Do not be discouraged if it never happens. Even very experienced keepers often keep Brycon as display fish rather than breeding projects.

Common problems to watch for

Most issues with this species come from three things: stress (too small/too bare/too bright), dirty water from heavy feeding, and injuries from spooking. If you stay ahead of those, they are surprisingly hardy.

  • Jumping and collision injuries: scraped noses, split fins, missing scales. Usually happens during the first month or after sudden disturbances.
  • Fin nipping and chasing: almost always a space, stocking, or feeding-frequency problem.
  • Bloat/constipation: common if they get too many rich foods without any roughage. Add plant matter and back off the heavy frozen stuff for a bit.
  • Ich and external parasites: new fish can bring it in, and stressed brycon show it fast. Quarantine new arrivals if you can.
  • High nitrate and general "grumpy fish" behavior: they stop looking sleek, get skittish, and may hover instead of cruising.

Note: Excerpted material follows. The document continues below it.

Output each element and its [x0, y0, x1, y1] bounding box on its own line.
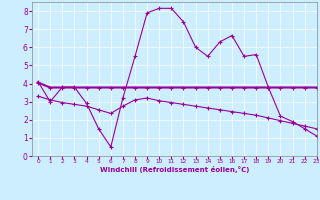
X-axis label: Windchill (Refroidissement éolien,°C): Windchill (Refroidissement éolien,°C): [100, 166, 249, 173]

Sudden lights-on can cause panic dashes. A cheap fix that helps a lot is running room lights first, or using a dim ramp-up on your aquarium lights.

My biggest quality-of-life tip: give them structure at the edges (wood, rock piles, tall plants if they will tolerate them) and keep the middle open like a runway. They relax, they color up, and you get to watch what they do best - cruising.